Small wonder that the music of today not only fails to lead youth culture, but subordinates youth culture to the images of profit which are the driving forces behind the music industry. The idea of a protest song, a song with a political comment to make, coming out in the second decade of this millennium by a new artist is virtually impossible to conceive. Today's youth are bombarded with pictures of success (as "success" is defined by the establishment). The pressure to succeed at school, college and university is immense. No longer are these places of learning, where a young person can be moulded into a complete human being with independent thoughts capable of coming to his or her own conclusions. These educational institutions today are little more than factories for turning out wage slaves to the capitalist elite. And the capitalist elite doesn't want independent thinkers who might think about challenging the way things are. Who are the role models, the icon's for today's youth? In my youth it was Che Guevara, Jack Kerouac or Mick Jagger, perhaps. Today - Nelson Mandela? J.K. Rowling? No. Kim Bloody Kardashian and Paris Fucking Hilton!!! FFS.

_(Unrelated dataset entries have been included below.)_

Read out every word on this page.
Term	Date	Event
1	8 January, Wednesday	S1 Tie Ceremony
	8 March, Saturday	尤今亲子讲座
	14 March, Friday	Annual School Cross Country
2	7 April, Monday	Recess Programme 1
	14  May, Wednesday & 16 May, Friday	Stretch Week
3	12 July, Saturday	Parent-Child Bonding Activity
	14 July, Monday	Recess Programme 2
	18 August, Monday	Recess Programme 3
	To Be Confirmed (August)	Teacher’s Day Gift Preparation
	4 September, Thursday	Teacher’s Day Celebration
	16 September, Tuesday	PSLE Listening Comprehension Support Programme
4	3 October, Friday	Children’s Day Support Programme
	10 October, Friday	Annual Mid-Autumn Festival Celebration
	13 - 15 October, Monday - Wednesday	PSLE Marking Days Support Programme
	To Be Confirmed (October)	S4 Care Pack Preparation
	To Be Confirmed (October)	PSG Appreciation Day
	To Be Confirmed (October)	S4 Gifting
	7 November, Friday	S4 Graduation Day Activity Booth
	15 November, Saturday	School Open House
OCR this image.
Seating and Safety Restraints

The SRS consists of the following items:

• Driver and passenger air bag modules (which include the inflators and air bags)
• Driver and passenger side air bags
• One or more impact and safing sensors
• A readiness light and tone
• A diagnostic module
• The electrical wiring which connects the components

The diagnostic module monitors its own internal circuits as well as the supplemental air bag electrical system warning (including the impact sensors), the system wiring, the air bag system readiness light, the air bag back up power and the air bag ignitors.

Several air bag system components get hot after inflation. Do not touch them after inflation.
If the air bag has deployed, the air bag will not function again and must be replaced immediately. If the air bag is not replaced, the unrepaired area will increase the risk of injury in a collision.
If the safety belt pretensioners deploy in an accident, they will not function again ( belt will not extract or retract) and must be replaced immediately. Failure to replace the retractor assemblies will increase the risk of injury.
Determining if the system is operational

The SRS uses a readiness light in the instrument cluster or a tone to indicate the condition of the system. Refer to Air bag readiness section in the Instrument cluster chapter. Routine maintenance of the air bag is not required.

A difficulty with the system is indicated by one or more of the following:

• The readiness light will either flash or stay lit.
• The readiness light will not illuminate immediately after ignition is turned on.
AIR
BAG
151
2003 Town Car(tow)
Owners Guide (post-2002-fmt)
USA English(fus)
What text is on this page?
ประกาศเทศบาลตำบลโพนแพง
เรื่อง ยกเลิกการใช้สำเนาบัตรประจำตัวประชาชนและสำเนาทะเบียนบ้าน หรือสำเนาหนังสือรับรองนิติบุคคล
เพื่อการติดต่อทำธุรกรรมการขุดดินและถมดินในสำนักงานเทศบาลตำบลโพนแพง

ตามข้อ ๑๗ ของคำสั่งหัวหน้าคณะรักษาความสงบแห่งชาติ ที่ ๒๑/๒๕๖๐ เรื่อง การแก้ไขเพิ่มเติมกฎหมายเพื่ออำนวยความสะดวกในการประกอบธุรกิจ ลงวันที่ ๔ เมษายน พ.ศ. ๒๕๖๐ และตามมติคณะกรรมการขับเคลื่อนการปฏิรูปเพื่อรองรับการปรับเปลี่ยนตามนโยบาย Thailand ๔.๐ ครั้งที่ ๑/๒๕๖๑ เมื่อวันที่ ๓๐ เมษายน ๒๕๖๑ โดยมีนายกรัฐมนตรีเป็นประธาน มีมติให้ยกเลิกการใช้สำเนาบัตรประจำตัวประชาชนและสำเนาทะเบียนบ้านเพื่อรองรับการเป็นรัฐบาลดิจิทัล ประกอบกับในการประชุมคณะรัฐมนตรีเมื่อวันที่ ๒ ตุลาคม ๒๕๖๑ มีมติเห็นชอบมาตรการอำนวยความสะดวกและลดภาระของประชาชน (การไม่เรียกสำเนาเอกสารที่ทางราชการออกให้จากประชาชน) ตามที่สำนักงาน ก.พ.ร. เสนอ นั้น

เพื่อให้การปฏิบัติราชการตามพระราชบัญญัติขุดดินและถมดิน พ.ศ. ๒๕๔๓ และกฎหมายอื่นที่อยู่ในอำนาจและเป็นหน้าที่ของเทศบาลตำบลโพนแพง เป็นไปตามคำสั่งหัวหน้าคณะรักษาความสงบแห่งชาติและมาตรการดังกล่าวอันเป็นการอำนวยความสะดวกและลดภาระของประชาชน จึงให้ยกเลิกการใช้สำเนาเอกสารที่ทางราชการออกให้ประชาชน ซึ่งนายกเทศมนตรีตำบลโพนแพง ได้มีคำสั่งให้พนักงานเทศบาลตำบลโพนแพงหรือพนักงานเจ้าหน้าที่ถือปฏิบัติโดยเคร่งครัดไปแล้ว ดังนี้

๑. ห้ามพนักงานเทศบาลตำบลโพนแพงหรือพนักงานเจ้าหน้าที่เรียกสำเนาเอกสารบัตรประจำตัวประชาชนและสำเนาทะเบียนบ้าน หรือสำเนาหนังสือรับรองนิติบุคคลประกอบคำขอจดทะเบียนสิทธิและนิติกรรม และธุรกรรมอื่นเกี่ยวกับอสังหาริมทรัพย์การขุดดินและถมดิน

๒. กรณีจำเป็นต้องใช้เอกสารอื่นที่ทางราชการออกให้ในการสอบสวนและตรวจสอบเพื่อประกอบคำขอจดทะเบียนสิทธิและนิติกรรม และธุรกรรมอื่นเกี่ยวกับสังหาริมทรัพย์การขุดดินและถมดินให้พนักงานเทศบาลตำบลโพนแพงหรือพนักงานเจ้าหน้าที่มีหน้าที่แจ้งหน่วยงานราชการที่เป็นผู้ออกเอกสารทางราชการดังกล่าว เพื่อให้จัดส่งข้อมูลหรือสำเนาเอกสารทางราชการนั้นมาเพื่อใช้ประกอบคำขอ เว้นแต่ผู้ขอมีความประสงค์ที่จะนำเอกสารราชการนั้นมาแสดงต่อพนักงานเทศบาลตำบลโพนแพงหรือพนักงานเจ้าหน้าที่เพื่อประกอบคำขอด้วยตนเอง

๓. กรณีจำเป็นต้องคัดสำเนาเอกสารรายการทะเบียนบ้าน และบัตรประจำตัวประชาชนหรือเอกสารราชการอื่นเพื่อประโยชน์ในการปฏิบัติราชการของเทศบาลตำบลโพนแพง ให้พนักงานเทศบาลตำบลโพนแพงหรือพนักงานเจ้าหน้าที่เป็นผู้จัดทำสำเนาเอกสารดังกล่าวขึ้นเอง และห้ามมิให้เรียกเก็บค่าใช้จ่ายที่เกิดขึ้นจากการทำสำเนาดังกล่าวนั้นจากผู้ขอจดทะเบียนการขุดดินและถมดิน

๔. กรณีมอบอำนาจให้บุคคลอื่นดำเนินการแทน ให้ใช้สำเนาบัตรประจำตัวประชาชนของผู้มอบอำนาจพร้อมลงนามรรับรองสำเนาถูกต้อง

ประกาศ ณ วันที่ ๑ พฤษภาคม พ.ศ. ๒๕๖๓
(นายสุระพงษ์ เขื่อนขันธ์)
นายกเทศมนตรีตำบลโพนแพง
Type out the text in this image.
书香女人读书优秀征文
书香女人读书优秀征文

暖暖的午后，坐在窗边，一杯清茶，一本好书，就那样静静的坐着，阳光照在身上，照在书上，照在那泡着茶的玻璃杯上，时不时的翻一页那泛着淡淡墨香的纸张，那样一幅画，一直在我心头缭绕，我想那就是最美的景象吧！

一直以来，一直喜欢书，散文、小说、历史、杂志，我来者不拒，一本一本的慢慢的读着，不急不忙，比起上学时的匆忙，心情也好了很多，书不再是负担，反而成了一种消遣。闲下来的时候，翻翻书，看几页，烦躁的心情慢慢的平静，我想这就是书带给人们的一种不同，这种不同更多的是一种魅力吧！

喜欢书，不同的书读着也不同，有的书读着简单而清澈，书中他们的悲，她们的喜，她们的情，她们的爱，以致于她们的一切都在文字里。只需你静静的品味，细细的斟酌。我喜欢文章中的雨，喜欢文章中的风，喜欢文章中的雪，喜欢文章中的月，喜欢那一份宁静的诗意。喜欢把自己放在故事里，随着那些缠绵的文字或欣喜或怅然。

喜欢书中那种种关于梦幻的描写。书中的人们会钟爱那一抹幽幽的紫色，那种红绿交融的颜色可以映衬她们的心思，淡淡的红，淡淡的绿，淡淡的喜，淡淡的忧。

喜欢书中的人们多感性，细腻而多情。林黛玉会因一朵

But in releasing this album, John Watts reminds us all that music once had relevance to youth. These songs speak of issues and battles in the past, but the message is the same. Even as an older man, my passions are still stirred by the stories these songs tell. I recall at one John Watts concert a few years ago, most of the people there were pretty much my age, people who had come of age in terms of awareness with Fischer-Z. Yet there were a small group who stood out. Teenagers. Not wearing suits (not having come straight from work like most of us) they wore T-shirts and jeans. And they were having as much fun as us oldies. How come, I asked one, you enjoy this music so much? Simple, he replied, I grew up with these songs. My mum plays them all the time and I have come to like them as much as she does. And for the same reasons, he added. The details may have changed but the issues are the same and I can relate to them as much as Mum did back then.
For one brief moment I almost thought there was hope for the future.